In the modern market, freelance workers are everywhere. If you’re one of the many that work erratically and take payments in various forms, you might have trouble providing the financial documentation necessary to secure a standard loan. For those workers who find themselves in this situation, stated income loans are often the solution. This alternative financing allows entrepreneurs with irregular income to receive funding, though there are a few things you should know before applying.
- Higher Costs
The terms of a loan vary depending on the applicant’s situation and the intended use of the funds, so it’s rare that someone will know the details of a loan before applying. That said, you can expect a loan based on declared income to have a reasonably high APR. Interest rates are always going to be higher when the lender perceives risk, and someone who cannot provide paystubs is seen as at least a moderately risky candidate.

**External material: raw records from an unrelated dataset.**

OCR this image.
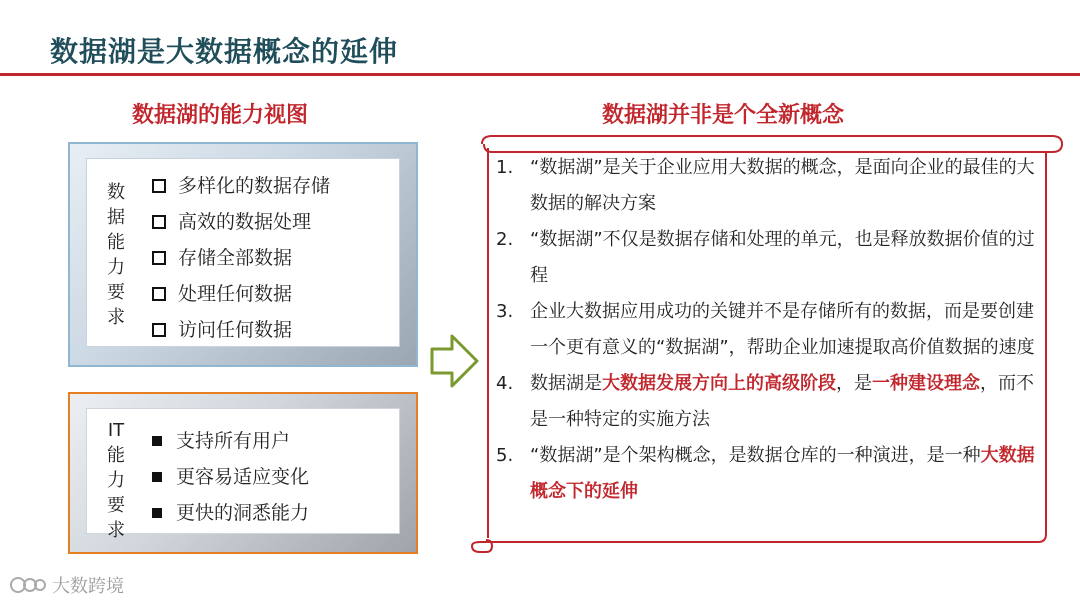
数据湖是大数据概念的延伸
数据湖的能力视图	数据湖并非是个全新概念
数
据
能
力
要
求
多样化的数据存储
高效的数据处理
存储全部数据
处理任何数据
访问任何数据
IT
能
力
要
求
支持所有用户
更容易适应变化
更快的洞悉能力
1. “数据湖”是关于企业应用大数据的概念，是面向企业的最佳的大数据的解决方案
2. “数据湖”不仅是数据存储和处理的单元，也是释放数据价值的过程
3. 企业大数据应用成功的关键并不是存储所有的数据，而是要创建一个更有意义的“数据湖”，帮助企业加速提取高价值数据的速度
4. 数据湖是大数据发展方向上的高级阶段，是一种建设理念，而不是一种特定的实施方法
5. “数据湖”是个架构概念，是数据仓库的一种演进，是一种大数据概念下的延伸
大数跨境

- Expect Background Checks
While you might not have to provide specific proof of income, the lender will likely investigate any claims you make to verify your worth. Stated income loans aren’t given out unless it’s clear that you have financial prospects and a healthy capital reserve. Don’t claim that you have dozens of clients who are waiting on your services if that isn’t actually the case.
- Tax Records Are Required
This type of loan is not meant to be easy money that’s available for entrepreneurs with shady records. You’ll need to prove that you are paying taxes and not leaving important business information off of your tax returns. This is how the bank or investor will confirm that you’re on the up and up. It also gives the lending company a means of confirming your financial consistency.
- Terms Vary Widely
Stated income loans make up a broad category, and the terms change on a case-by-case basis. Some lenders will require collateral and others will need a number of signatures in order to be approved.
- Applications Are Relatively Simple
While you still need to provide an excellent application, you can count on this process being somewhat less detailed than that of a standard bank loan. As long as you have the right documents, these loans can be handled fairly quickly.
Depending on your situation, stated income loans might be the best way for you to get funding. As long as you know what you’re getting yourself into, you can apply for this type of financing with confidence.